Scores within the RI factor saw the largest year-over-year increase with the average score across all funds increasing by 6.9. Where were these increased scores most evident?
• Funds that scored below median in last year’s review saw slightly larger increases than funds in the upper half of last year’s rankings (an increase of 7.1 vs. 6.7).
• Within countries, the lowest scoring funds saw larger increases than average. Across all countries, the lowest scoring funds within countries improved their scores on average by 7.6 points.
• The increase in scores among the lowest scoring funds within countries was even more prevalent in countries that scored in the top half with an average increase of 9.1. Note that these funds didn’t all score poorly. Funds from top scoring countries (eg Denmark, Canada, the Netherlands) were often scored above average, even in last year’s review.

These results suggest that competition, peer pressure and comparisons between funds is driving change. Funds appear much more inclined to increase disclosures when they observe peer funds doing the same.

How are funds improving their disclosures?  Here are two examples that are informative and accessible to all levels of stakeholders.

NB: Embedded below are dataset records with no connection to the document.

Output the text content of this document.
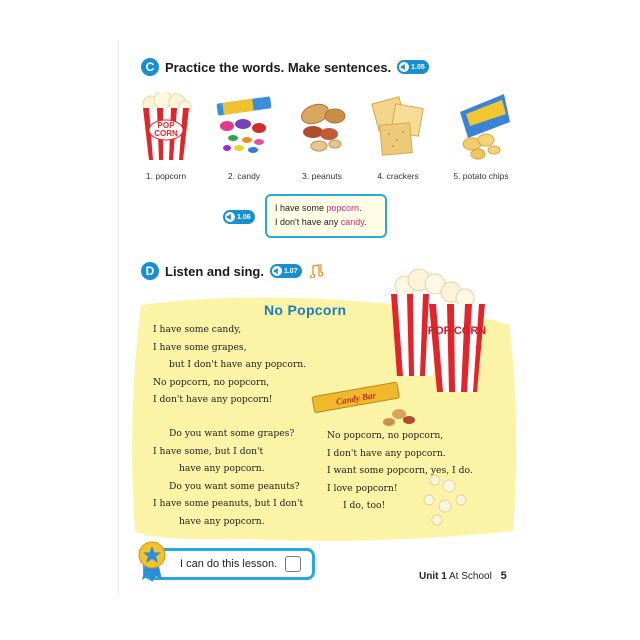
C Practice the words. Make sentences.	1.05
POP
CORN
1. popcorn	2. candy	3. peanuts	4. crackers	5. potato chips
1.06
I have some popcorn.
I don't have any candy.
D Listen and sing.	1.07
POP CORN
Candy Bar
No Popcorn
I have some candy,
I have some grapes,
but I don't have any popcorn.
No popcorn, no popcorn,
I don't have any popcorn!
Do you want some grapes?
I have some, but I don't
have any popcorn.
Do you want some peanuts?
I have some peanuts, but I don't
have any popcorn.
No popcorn, no popcorn,
I don't have any popcorn.
I want some popcorn, yes, I do.
I love popcorn!
I do, too!
I can do this lesson.
Unit 1 At School 5
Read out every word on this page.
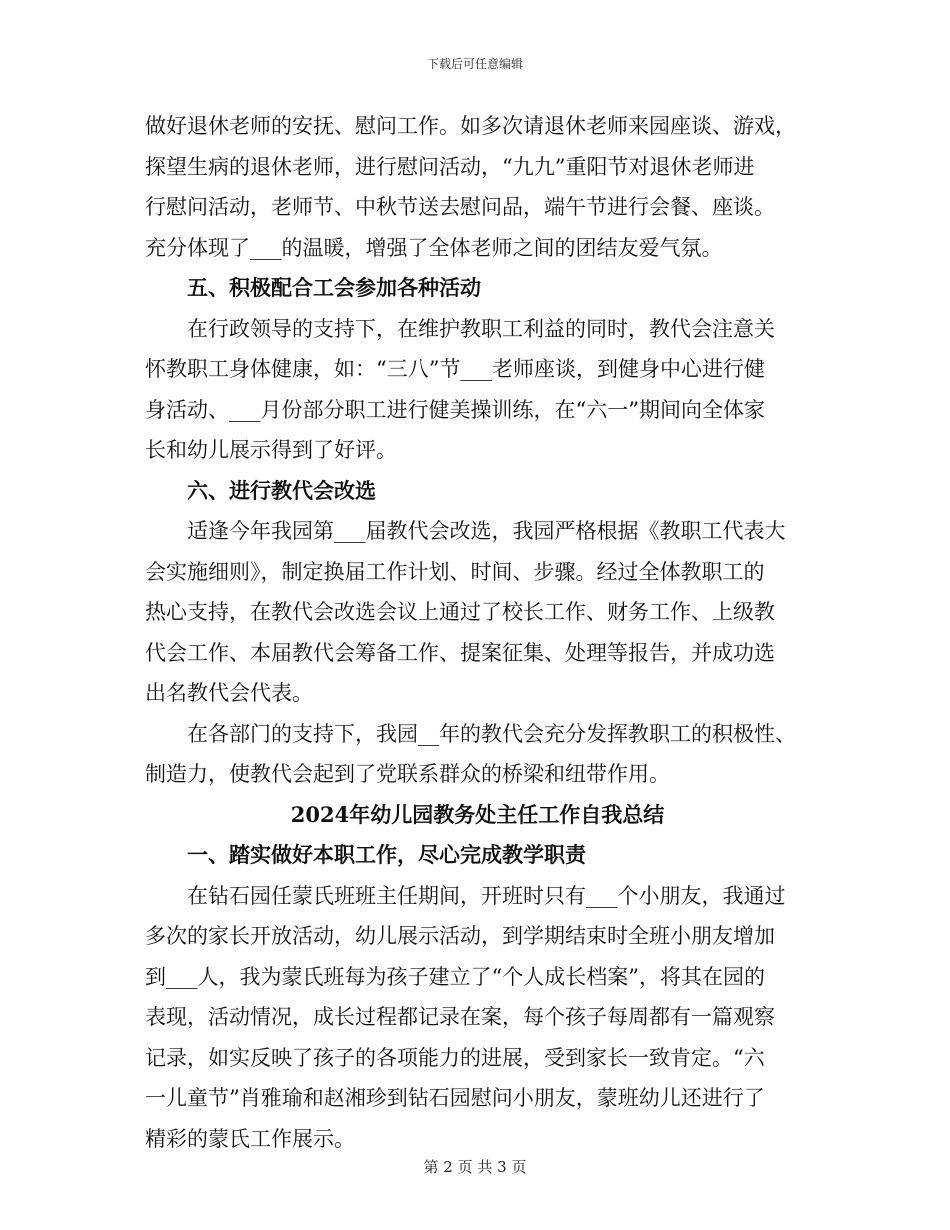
下载后可任意编辑
做好退休老师的安抚、慰问工作。如多次请退休老师来园座谈、游戏，
探望生病的退休老师，进行慰问活动，“九九”重阳节对退休老师进
行慰问活动，老师节、中秋节送去慰问品，端午节进行会餐、座谈。
充分体现了___的温暖，增强了全体老师之间的团结友爱气氛。
五、积极配合工会参加各种活动
在行政领导的支持下，在维护教职工利益的同时，教代会注意关
怀教职工身体健康，如：“三八”节___老师座谈，到健身中心进行健
身活动、___月份部分职工进行健美操训练，在“六一”期间向全体家
长和幼儿展示得到了好评。
六、进行教代会改选
适逢今年我园第___届教代会改选，我园严格根据《教职工代表大
会实施细则》，制定换届工作计划、时间、步骤。经过全体教职工的
热心支持，在教代会改选会议上通过了校长工作、财务工作、上级教
代会工作、本届教代会筹备工作、提案征集、处理等报告，并成功选
出名教代会代表。
在各部门的支持下，我园__年的教代会充分发挥教职工的积极性、
制造力，使教代会起到了党联系群众的桥梁和纽带作用。
2024年幼儿园教务处主任工作自我总结
一、踏实做好本职工作，尽心完成教学职责
在钻石园任蒙氏班班主任期间，开班时只有___个小朋友，我通过
多次的家长开放活动，幼儿展示活动，到学期结束时全班小朋友增加
到___人，我为蒙氏班每为孩子建立了“个人成长档案”，将其在园的
表现，活动情况，成长过程都记录在案，每个孩子每周都有一篇观察
记录，如实反映了孩子的各项能力的进展，受到家长一致肯定。“六
一儿童节”肖雅瑜和赵湘珍到钻石园慰问小朋友，蒙班幼儿还进行了
精彩的蒙氏工作展示。
第 2 页 共 3 页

Example 1: Impact investing case studies

One way funds can increase their transparency around RI, is by using case studies to demonstrate how their impact investing initiative. Eskom PPF from South Africa included a case study on its investment in sustainable housing in its annual report. This shows stakeholders clear examples of responsible investing in action and helps connect a fund’s words to their actions in a relatable manner.

There are similar impact investing disclosures at other funds as well. Many funds are already engaged in impact investing in similar ventures, so it is just one extra step to disclose and report on these sustainable investments.

Example 2: Corporate Stewardship Case Studies

Another way for funds to increase their transparency and reporting on RI is by reporting on their corporate stewardship activities.

For many funds, this involves disclosing an active ownership policy that describes how the fund should engage with portfolio companies. To increase transparency further, some funds also provide reporting on how they engaged with companies throughout the year, including their voting records. This is often done in a summary format, although some funds provide extensive details of their voting records.  These disclosures are useful, but often too technical to be accessible to all users.

Universities Superannuation Scheme (USS) from the UK published their UK voting policy in 2021, as well as a 2021 stewardship report. Its UK voting policy outlines how the fund should exercise its votes on various topics such as director elections, remuneration policies, and auditor elections. The USS stewardship report outlines its engagement activities throughout the year, including case studies on individual companies, as well as a section on significant votes. This allows stakeholders to understand the fund’s stewardship activities on a more tangible level. These two documents were the main factor in the increase in USS’s RI score this year.

The improvement in responsible investing reporting is encouraging to see and shows the need for leaders in this space. A pension fund that becomes a leader among its peers in the RI space is not only increasing long-term value for members, but is also driving positive change in the industry, and therefore increasing long-term value for members of pension funds everywhere.